Cypress’ MRAM is built using a 0.42µ manufacturing process. SRAM is commonly built using a 0.25µ process. Freescale’s and IBM and Infineon’s MRAM products are built using a 0.18µ process.


MRAM has been referred to as the “Holy Grail” of memory because ultimately it would replace DRAM, Flash and SRAM. However Cypress’ MRAM operates at 5 volts (“V”) while the trend in memories today is towards 3V operation. Our survey of memory chips by leading manufacturers Intel Corporation (NASDAQ: INTC, $20.42), Samsung Electronics Co.

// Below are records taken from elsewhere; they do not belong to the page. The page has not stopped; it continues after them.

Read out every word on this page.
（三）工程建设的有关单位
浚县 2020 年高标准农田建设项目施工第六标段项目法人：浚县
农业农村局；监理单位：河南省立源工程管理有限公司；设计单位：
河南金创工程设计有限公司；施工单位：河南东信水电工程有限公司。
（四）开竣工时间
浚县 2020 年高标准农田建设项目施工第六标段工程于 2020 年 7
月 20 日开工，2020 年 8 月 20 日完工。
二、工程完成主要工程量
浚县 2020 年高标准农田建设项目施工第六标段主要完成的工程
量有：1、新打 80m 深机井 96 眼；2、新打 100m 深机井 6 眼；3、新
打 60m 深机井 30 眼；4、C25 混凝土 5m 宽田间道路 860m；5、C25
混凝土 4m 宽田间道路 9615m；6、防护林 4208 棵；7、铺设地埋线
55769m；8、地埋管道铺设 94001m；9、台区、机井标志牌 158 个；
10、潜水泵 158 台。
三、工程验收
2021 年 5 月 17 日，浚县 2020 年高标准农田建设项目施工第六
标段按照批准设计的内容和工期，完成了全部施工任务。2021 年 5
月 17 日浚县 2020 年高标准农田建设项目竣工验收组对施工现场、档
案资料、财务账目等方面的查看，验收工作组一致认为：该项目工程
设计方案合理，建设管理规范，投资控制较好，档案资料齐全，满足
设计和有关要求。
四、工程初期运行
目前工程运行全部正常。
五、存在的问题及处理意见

Ltd., Renesas Technology and Micron Technology, Inc. (NYSE: MU, $12.10) found that the vast majority of DRAM, Flash and SRAM operate at 3.6V or less.


NVE Corporation’s (NASDAQ: NVEC, $36.71) patents describe a one transistor per memory cell architecture. “Architecture” on Page 64 of the presentation shows that its current 256kBit MRAM cell is “3T2R.” According to Cypress “3T2R stands for memory cell with three transistors and two resistors.” This implies that Cypress is not even using NVE’s self-proclaimed MRAM IP, which is actually 36 years old and in the public domain.


Page 63 of the presentation is titled "MRAM Yield" and contains a yield map of Cypress’ actual six inch MRAM wafer. Cypress’ MRAM wafers fit approximately 1,750 die per wafer. Only 40 die of Cypress’ MRAM yield are "virgin" while 1,173 die of the yield are "repairable."